According to local coverage, the election went off peacefully, but international news and social media were soon flooded with images of civilians being beaten up by masked soldiers on the streets of Harare. Six dead. Parliamentary results came through with only a short delay, but we had to wait four days for the presidential tally. On day three, MDC supporters took to the streets to protest against vote-rigging. Senior figures in the party declared that Chamisa had won. The final result: Mnangagwa 50.8 per cent; Chamisa 44.3 per cent. Chamisa is challenging the result in the Constitutional Court; Mnangagwa has filed for dismissal.

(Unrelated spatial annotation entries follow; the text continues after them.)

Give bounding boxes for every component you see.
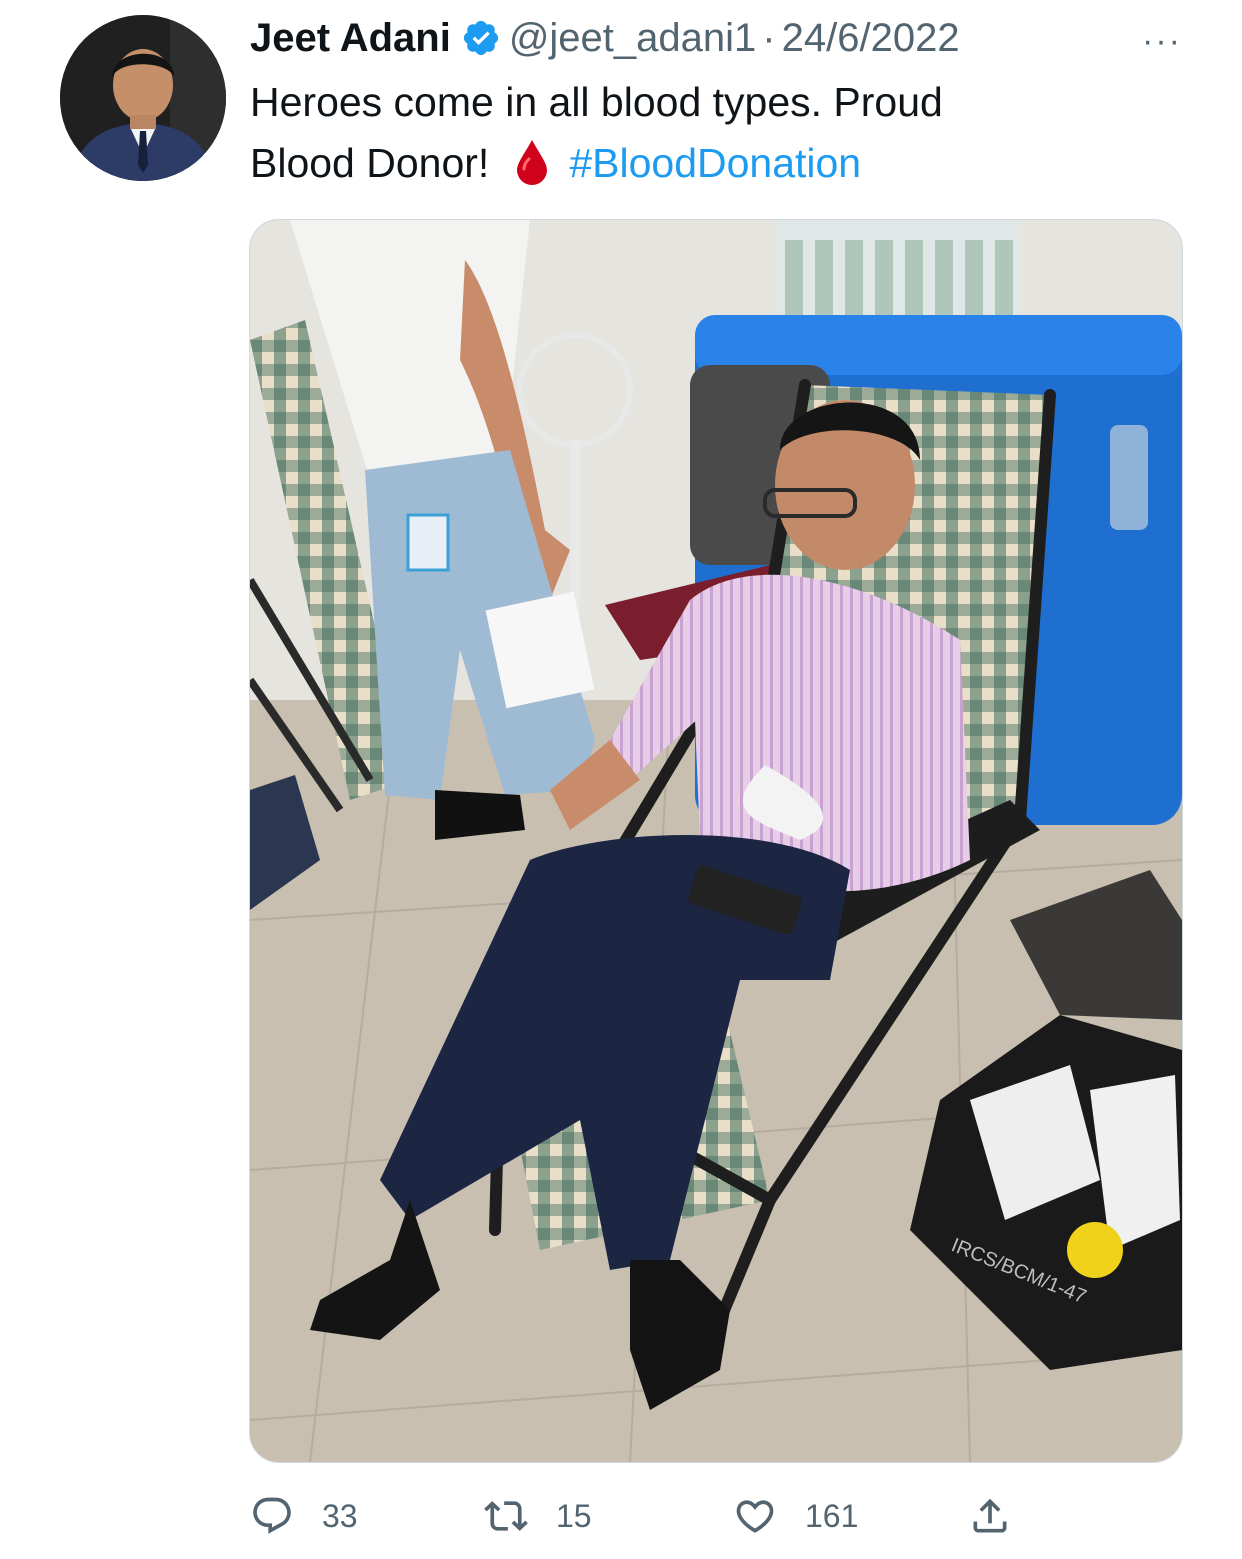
retweet-count: 15 — [556, 1497, 592, 1534]
author-name[interactable]: Jeet Adani — [250, 16, 451, 61]
like-button[interactable]: 161 — [733, 1488, 858, 1544]
tweet-text: Heroes come in all blood types. Proud Bl… — [250, 72, 1150, 194]
tweet-photo[interactable]: IRCS/BCM/1-47 — [249, 219, 1183, 1463]
header-separator: · — [762, 15, 776, 60]
share-icon — [973, 1498, 1007, 1533]
hashtag-link[interactable]: #BloodDonation — [569, 140, 861, 186]
share-button[interactable] — [968, 1488, 1012, 1544]
tweet-text-line-2: Blood Donor! #BloodDonation — [250, 133, 1150, 194]
tweet-text-line-2-text: Blood Donor! — [250, 140, 490, 186]
retweet-button[interactable]: 15 — [484, 1488, 592, 1544]
reply-count: 33 — [322, 1497, 358, 1534]
heart-icon — [736, 1500, 774, 1533]
verified-badge-icon — [461, 18, 501, 58]
reply-button[interactable]: 33 — [250, 1488, 358, 1544]
like-count: 161 — [805, 1497, 859, 1534]
tweet-header: Jeet Adani @jeet_adani1 · 24/6/2022 ··· — [250, 12, 1182, 64]
tweet-date[interactable]: 24/6/2022 — [782, 16, 960, 61]
tweet-text-line-1: Heroes come in all blood types. Proud — [250, 79, 943, 125]
retweet-icon — [484, 1501, 528, 1531]
more-options-icon[interactable]: ··· — [1142, 22, 1182, 61]
tweet-actions: 33 15 161 — [250, 1488, 1070, 1544]
reply-icon — [253, 1497, 291, 1534]
blood-drop-icon — [515, 139, 549, 185]
author-avatar[interactable] — [60, 15, 226, 181]
author-handle[interactable]: @jeet_adani1 — [509, 16, 756, 61]
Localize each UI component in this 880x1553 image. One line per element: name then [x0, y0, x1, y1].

The president’s biggest challenge is to rescue an economy in ruins. Foreign investment, of which roughly US$10 billion was promised after Mugabe was ousted and Mnangagwa toured the world trying to drum up support, depends on a belief that the country is not about to go up in flames. More practically, a Zimbabwean renaissance requires major work on infrastructure (roads especially) and the return of cash transactions: since the days of inflation rates in the billions (2008) and the issue of the one hundred trillion Zimbabwean dollar note (2009), the country has staggered along as a near-cashless economy, with dead ATMs and bank withdrawal limits at around US$20 a day in government bond equivalents. The informal sector has burgeoned in the debris, with the result that Zimbabwe has next to no tax base. Rugged investors only need apply.

The hunger for foreign investment may be enough to keep violence in check, but will Mnangagwa risk a fully democratic opening? Perhaps before the next election, smaller independent parties will mature and present a serious challenge to both ZANU-PF and the MDC. In moments of dread, I imagine the military gradually increasing its control while Zimbabweans look on in dismay.